Refreshed GroovyDoc documentation style
GroovyDoc has been updated with a new fresh and modern skin that will be part of the future visual identity of the Groovy website. Those style updates are also available by default for your own usage of GroovyDoc, making your own documentation nicer on the eye.
You can have a look at the GroovyDoc documentation for Groovy 2.3.0.
Refreshed Groovy GDK documentation style
We also took the opportunity to apply the same stylesheet to our
DocGenerator
tool which is responsible for the generation of the GDK
documentation, showing the methods the Groovy library adds on top of the
JDK classes.
Please also have a look at the new restyled GDK documentation.
Dependency upgrades
The following dependencies have been upgraded:
-
GPars 1.2 for all your concurrency, asynchronous or parallelism needs:
-
improvements in the dataflow area, such as lazy tasks and easy fork-and-join on Promises
-
actors and dataflow operators now use the Groovy
@DelegatesTo
annotation to allow for statically compiled bodies -
GPars timers and thread-locals have been made more friendly towards managed environments and the GParsConfig class now allows GPars to be completely shutdown
-
-
Gradle 1.10 for building Groovy
-
ASM 5.0.1 library for generating our bytecode (also needed for our JDK 8 support)
-
JLine 2.11 and JANSI 1.11 library for Groovysh
-
Ant 1.9.3 for the Ant builder
-
TestNG 6.8.8 for the TestNG module
Breaking changes
Groovy 2.3.0 introduces a limited list of breaking changes.
First of all,Groovy 2.3.0 now requires JDK 6 as its minimal JDK requirement. Some parts of Groovy 2.3.0 might still run under JDK 5 but no testing has been done on that platform and some parts are known not to work. We encourage everyone to move to at least JDK 6.
In Groovy 2.3.0, we reworked our implementation of generics handling. Although we don’t know of any particular breakage so far, the static type checker might report new errors as it can be stricter than before. If ever you encounter such new errors in this area, please report them as soon as you encounter them.
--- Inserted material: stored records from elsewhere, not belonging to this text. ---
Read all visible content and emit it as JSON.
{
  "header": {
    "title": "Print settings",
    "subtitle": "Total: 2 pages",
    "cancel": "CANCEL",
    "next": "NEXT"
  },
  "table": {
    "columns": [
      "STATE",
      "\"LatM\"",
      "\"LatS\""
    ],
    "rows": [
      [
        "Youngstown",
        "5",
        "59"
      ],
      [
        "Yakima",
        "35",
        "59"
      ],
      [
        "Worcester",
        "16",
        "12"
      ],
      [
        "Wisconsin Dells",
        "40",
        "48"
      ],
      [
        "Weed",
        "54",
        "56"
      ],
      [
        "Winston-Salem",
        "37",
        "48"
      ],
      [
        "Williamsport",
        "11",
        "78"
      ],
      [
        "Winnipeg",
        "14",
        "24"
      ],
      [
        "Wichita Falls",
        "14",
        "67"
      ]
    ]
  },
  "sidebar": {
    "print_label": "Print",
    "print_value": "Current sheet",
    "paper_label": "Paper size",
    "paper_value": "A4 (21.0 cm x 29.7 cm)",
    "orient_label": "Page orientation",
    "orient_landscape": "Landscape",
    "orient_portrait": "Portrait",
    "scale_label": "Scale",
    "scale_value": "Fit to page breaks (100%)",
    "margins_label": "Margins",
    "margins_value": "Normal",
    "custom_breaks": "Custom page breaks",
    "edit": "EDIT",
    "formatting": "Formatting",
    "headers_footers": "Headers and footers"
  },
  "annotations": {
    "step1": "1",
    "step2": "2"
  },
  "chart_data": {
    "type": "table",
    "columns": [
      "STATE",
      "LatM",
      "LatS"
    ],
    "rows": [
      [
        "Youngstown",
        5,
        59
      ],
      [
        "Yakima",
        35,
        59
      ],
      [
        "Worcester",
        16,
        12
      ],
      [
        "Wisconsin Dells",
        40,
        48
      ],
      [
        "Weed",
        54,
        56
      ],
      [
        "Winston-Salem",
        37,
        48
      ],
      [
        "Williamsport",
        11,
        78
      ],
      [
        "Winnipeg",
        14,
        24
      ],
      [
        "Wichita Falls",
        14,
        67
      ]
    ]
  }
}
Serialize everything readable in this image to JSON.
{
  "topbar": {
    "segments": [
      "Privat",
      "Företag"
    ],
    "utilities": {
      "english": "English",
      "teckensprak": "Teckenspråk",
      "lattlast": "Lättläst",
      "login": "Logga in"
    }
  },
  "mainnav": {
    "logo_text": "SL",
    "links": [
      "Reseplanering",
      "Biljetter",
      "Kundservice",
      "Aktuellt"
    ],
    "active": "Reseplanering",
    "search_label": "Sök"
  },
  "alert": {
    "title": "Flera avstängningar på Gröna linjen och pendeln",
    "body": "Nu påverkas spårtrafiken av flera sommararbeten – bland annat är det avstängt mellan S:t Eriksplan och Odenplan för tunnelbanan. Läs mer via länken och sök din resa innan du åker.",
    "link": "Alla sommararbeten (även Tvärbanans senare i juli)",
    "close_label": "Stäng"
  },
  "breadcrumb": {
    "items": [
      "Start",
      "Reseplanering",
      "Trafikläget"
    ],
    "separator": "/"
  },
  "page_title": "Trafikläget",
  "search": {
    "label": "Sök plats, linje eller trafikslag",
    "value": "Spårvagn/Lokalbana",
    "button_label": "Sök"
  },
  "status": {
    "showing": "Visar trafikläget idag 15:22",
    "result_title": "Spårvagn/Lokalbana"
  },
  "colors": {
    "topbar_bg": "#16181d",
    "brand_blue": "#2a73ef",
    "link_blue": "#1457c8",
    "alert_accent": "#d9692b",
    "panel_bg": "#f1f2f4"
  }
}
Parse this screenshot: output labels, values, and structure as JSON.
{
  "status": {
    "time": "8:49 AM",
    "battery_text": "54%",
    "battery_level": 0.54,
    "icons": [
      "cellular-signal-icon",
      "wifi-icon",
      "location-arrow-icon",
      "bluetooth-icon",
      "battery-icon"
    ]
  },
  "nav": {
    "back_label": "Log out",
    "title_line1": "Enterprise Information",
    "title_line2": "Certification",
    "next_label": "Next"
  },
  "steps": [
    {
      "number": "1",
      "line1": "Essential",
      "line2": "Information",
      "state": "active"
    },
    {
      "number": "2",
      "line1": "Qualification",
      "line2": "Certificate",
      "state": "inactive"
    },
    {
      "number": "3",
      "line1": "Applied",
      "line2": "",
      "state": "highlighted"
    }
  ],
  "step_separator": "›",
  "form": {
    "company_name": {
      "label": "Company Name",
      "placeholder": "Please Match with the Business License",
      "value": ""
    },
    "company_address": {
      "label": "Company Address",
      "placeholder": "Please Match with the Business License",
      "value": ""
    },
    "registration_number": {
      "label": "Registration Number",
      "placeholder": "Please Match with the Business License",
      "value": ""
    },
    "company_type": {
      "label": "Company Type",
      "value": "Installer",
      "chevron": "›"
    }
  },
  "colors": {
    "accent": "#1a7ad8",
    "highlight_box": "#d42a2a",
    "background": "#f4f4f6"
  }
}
With the introduction of "traits" in Groovy 2.3, the trait
keyword
is an addition to the list of keyword of the languages, with the
consequence that variables or fields that would use trait
as name
with yield a compilation error. So you would have to change the name of
your variable and recompile your code.
A few updates have been made to the XML support around whitespace handling, and text node handling:
With the new default methods on interfaces in JDK 8, there was particularly one, a List#sort(Comparable) method, which conflicted with one of the GDK, so we had to remove ours to stay compliant with JDK 8.
We fixed a race condition in AbstractHttpServlet#applyResourceNameMatcher which incurred a small change in behavior. This feature is seldomly used and doesn’t seem to have impacted users of the Groovy servlet machinery so far.
You can look at the list of the breaking changes from our JIRA issue tracker.